Venla was her normal rambunctious self, but this time Aada seemed to have caught up to her level of outgoingness. Sanni was a little shy at first, mostly because she is now studying English at school, 2 years already in fact, and I think she was worried about having to speak with me. I was so pleased to see at the confirmation party however, that once she warmed up to the idea, out little conversation of basic sentences allowed us to really communicate without body language or a translator sitting nearby like years prior.

Anna and Jarno are also both doing very well for themselves. With the girls older now, Anna is returning to more normal working schedules. The house looks beautiful. It has many aspects that are so characteristic of a Finnish house. Large, spacial windows, a nice porch with a bbq, a bathroom dedicated just to the sauna, and then Jarno’s favorite place of the house – the theater room. In the basement, one room is equipped with a projector and two rows of theater chairs they purchased from a closed down cinema, and now it is an entertainment room for the house.

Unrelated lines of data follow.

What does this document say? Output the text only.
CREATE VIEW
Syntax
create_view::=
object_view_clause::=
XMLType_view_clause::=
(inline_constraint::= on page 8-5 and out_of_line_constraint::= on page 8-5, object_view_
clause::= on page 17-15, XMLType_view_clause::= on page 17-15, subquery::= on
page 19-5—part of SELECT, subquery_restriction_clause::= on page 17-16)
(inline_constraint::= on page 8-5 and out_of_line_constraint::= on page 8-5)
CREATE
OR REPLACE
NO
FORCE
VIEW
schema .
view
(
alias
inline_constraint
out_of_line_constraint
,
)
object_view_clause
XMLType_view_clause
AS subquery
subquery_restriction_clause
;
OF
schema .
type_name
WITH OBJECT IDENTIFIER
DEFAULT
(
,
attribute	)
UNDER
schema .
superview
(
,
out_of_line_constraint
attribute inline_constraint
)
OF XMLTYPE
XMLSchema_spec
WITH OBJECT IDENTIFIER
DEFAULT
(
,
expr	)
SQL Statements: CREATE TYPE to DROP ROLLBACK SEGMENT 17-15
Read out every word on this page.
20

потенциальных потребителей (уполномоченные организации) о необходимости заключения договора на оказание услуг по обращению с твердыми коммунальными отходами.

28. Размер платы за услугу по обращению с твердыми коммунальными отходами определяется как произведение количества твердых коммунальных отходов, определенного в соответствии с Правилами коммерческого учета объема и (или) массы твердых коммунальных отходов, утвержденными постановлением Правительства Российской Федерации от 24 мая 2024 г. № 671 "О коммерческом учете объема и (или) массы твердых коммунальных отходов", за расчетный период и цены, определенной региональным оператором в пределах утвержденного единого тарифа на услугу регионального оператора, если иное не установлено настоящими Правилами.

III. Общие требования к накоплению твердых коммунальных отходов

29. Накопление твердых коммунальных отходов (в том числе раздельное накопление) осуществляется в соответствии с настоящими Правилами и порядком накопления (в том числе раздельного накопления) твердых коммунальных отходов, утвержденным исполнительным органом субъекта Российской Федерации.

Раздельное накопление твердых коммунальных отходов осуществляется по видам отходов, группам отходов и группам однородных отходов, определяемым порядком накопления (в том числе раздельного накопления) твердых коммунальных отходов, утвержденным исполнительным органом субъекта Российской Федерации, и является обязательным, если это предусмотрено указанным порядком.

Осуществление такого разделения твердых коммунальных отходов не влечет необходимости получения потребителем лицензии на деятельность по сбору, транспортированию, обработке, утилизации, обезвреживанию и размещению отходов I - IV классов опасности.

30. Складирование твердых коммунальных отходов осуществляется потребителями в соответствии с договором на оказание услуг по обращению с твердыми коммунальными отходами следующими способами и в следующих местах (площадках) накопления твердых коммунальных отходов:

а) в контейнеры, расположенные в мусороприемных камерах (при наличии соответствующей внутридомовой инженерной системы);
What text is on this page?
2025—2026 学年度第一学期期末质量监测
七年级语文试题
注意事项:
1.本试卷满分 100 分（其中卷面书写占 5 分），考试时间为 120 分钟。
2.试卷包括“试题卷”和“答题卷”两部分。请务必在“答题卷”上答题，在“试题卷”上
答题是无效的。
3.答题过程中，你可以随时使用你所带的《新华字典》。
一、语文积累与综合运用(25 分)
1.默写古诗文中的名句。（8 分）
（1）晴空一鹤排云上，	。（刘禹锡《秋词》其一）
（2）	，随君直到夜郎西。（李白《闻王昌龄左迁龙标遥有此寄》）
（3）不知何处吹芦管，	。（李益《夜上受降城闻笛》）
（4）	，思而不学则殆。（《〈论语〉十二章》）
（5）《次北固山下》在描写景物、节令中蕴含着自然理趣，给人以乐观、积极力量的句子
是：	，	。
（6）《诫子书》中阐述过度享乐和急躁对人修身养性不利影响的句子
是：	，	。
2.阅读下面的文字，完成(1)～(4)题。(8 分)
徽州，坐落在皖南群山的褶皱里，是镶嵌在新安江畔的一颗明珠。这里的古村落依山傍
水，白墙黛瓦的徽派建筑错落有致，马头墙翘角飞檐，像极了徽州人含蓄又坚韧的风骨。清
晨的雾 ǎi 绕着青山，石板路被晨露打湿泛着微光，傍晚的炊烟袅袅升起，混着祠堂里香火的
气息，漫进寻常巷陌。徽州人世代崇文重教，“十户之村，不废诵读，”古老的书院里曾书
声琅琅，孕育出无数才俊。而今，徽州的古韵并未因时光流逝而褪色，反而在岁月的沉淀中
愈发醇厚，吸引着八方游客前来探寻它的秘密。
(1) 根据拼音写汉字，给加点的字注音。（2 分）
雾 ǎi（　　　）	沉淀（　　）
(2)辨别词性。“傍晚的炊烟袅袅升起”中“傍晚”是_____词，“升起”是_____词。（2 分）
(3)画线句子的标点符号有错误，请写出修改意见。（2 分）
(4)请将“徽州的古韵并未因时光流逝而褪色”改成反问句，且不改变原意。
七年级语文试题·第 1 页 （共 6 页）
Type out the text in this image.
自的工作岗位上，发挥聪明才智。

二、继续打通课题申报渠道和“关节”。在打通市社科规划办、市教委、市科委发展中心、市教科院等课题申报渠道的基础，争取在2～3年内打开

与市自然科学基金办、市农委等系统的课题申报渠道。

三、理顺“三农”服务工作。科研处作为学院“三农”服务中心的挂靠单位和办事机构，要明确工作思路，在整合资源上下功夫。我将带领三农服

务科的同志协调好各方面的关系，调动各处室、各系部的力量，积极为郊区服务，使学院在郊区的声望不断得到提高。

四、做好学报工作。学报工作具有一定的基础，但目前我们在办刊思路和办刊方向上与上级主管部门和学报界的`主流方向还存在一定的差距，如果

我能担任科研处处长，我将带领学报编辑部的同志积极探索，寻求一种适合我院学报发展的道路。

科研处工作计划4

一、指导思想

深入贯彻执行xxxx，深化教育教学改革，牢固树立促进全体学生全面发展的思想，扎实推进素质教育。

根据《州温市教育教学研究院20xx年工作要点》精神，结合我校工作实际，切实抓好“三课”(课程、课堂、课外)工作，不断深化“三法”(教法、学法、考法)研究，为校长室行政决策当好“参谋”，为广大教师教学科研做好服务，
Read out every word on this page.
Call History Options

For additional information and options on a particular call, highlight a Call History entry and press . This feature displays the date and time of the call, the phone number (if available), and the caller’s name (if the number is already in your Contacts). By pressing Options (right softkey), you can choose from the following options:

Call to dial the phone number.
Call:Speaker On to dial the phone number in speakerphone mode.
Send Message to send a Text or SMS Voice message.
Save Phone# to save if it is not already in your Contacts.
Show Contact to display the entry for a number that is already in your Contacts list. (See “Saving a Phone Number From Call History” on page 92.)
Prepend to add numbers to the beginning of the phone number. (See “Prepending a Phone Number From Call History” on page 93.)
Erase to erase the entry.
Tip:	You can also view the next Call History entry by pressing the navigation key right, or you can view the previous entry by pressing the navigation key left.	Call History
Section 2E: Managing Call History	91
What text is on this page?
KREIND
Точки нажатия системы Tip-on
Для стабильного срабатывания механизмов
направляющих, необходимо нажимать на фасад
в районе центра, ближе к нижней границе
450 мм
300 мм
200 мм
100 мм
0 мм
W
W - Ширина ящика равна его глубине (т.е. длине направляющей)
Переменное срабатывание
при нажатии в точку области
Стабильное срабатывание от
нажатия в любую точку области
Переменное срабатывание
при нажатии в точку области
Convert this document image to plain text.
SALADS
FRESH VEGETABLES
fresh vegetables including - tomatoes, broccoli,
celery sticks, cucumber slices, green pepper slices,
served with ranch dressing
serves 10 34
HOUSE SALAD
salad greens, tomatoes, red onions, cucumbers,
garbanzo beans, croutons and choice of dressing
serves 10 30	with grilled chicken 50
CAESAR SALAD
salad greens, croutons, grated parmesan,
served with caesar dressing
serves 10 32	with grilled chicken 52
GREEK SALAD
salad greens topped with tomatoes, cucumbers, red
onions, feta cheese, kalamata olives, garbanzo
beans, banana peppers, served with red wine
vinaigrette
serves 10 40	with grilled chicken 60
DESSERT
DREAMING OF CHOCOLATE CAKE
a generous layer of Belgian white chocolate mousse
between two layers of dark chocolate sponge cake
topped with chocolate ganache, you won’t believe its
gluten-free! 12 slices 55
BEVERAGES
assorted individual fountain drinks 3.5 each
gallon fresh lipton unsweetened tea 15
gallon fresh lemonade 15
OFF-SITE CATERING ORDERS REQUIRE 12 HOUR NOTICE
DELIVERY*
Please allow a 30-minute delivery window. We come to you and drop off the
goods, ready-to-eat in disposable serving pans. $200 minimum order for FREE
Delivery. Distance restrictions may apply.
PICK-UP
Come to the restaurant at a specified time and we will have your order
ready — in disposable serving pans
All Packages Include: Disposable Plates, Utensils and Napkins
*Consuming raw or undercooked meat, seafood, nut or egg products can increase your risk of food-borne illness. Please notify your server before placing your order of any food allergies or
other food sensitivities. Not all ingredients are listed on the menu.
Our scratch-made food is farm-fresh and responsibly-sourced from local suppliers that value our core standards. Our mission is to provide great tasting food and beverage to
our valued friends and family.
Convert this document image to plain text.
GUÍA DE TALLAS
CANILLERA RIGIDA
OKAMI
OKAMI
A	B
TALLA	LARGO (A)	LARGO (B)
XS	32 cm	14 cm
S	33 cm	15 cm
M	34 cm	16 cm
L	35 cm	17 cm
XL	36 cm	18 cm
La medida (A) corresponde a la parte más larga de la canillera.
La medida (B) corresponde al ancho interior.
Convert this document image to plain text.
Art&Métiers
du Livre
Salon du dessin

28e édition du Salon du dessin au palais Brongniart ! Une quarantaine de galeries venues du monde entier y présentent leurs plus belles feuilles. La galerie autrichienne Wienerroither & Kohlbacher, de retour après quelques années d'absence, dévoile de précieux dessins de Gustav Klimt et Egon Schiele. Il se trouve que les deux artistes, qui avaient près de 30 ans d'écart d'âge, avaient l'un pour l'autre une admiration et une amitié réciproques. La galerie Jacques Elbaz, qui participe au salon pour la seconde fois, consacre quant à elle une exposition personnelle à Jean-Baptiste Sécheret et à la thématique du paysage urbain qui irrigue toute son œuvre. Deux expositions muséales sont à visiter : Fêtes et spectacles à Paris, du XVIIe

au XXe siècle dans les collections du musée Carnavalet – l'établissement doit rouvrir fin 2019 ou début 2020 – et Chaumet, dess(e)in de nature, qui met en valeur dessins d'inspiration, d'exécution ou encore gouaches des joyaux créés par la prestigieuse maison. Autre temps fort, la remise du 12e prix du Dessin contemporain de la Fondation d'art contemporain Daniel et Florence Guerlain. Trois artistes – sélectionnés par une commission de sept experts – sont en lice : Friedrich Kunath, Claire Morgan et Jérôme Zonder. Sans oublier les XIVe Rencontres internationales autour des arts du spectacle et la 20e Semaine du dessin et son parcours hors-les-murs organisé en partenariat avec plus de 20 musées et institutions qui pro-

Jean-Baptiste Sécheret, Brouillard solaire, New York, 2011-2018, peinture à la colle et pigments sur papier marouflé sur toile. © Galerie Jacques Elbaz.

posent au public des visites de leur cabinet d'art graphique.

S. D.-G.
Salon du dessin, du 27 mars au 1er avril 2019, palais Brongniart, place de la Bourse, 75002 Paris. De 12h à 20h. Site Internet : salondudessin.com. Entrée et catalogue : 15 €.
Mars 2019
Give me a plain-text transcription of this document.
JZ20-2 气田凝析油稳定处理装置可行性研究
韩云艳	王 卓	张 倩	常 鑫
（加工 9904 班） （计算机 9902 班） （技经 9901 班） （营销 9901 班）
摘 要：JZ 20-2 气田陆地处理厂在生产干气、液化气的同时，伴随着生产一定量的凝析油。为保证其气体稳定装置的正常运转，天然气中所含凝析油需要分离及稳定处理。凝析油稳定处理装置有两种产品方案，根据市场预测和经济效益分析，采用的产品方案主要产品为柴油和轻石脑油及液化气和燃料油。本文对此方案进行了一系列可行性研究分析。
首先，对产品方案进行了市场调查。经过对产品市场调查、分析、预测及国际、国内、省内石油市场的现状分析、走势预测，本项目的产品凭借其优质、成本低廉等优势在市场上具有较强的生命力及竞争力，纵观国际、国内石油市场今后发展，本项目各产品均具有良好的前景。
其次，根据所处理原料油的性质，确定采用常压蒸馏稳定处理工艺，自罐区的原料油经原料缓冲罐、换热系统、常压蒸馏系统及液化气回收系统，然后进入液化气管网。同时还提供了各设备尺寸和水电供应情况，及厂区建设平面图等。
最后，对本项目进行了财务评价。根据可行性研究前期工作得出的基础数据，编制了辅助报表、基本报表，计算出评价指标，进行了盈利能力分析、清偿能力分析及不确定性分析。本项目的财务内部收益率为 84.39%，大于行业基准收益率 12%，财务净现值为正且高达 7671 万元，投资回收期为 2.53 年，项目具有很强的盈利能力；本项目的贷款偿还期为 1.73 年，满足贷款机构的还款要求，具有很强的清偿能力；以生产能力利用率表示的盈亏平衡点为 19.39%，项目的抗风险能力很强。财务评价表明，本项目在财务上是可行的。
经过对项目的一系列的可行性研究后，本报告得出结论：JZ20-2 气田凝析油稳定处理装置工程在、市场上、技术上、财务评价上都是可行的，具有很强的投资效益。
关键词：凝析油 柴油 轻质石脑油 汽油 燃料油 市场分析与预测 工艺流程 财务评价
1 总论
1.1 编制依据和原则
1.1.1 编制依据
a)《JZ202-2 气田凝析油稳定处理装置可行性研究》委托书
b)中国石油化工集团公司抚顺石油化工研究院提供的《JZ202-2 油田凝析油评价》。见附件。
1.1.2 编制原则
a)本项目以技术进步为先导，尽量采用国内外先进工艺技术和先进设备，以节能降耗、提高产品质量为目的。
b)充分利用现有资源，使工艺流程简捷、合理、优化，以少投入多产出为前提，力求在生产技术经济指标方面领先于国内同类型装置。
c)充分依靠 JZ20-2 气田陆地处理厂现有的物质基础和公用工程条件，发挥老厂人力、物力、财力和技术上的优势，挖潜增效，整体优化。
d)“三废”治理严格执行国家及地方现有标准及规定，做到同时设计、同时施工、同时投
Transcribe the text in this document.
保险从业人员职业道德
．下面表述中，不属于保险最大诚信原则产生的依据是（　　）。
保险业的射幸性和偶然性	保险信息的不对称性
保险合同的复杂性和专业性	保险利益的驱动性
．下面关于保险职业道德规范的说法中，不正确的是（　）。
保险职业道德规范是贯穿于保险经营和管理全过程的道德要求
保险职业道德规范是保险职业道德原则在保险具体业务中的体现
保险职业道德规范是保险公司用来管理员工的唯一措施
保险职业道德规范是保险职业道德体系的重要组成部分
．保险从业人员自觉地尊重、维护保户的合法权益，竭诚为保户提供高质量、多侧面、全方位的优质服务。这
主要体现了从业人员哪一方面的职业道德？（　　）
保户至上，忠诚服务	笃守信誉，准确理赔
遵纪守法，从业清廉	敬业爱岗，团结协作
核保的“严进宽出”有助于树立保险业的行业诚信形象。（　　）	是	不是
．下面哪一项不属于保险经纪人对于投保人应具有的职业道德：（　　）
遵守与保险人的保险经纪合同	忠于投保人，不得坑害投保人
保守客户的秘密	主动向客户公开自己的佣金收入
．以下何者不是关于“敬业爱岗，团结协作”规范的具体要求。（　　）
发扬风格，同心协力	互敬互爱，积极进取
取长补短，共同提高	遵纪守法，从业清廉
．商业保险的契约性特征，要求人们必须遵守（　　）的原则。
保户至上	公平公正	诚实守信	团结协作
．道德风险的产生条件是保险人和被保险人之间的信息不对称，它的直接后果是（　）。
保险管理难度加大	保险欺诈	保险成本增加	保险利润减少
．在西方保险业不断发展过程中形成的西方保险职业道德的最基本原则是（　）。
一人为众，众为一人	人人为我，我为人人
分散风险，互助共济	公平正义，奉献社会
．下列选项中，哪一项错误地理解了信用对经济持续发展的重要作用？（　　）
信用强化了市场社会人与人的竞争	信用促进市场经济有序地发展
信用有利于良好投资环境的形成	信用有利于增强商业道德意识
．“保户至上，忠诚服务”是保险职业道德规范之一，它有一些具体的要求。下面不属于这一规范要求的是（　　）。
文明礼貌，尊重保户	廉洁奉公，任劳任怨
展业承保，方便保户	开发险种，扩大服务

The weekend went by quickly, with the party and events of the confirmation, as well as spending time with everyone. For those that know Fanny, you would know that she is a very dedicated player to the sport of Ringette, and I went with her one evening to see what the sport was all about. I was lucky enough to just stay on both feet while skating as the other girls whizzed by me whipping the rubber rings around the ice with their sticks during practice drills. Embarrassing as it may have been, I tried something new, and heading to the ice rink on a summer evening in Finland was an unexpected surprise during this visit.

I am also happy to add that I met up with some old friends from Finland as well. Joni, the neighbor down the street now lives in Turku city center, and I was able to meet him in the city – which really exemplified how cool it is to travel abroad, and to be able to call up an old friend and say you are in town. I also contacted Maria, a finish exchange student to Göttingen for the first semester of this year. I had pictures of her previously, so you might remember her from other travels of mine from this year. We got together to walk around the city, grab a coffee, and for the first and only time of my trip away, speak German – which was exciting in its own right to think that we were adding our own little bit of multiculturalism and diversity to the terrace of the café with many different languages being spoken.

The first few days went by very quickly, and the real event of my return to Finland was about to begin. I was going to be going sailing for the first time in my life, traveling along with my host family, and celebrating the Summer Equinox – Juhannus – on an Island of the Finnish archipelago. It sounded like paradise, and I couldn’t think of a better way to spend a day where the sun would practically never set beneath the horizon!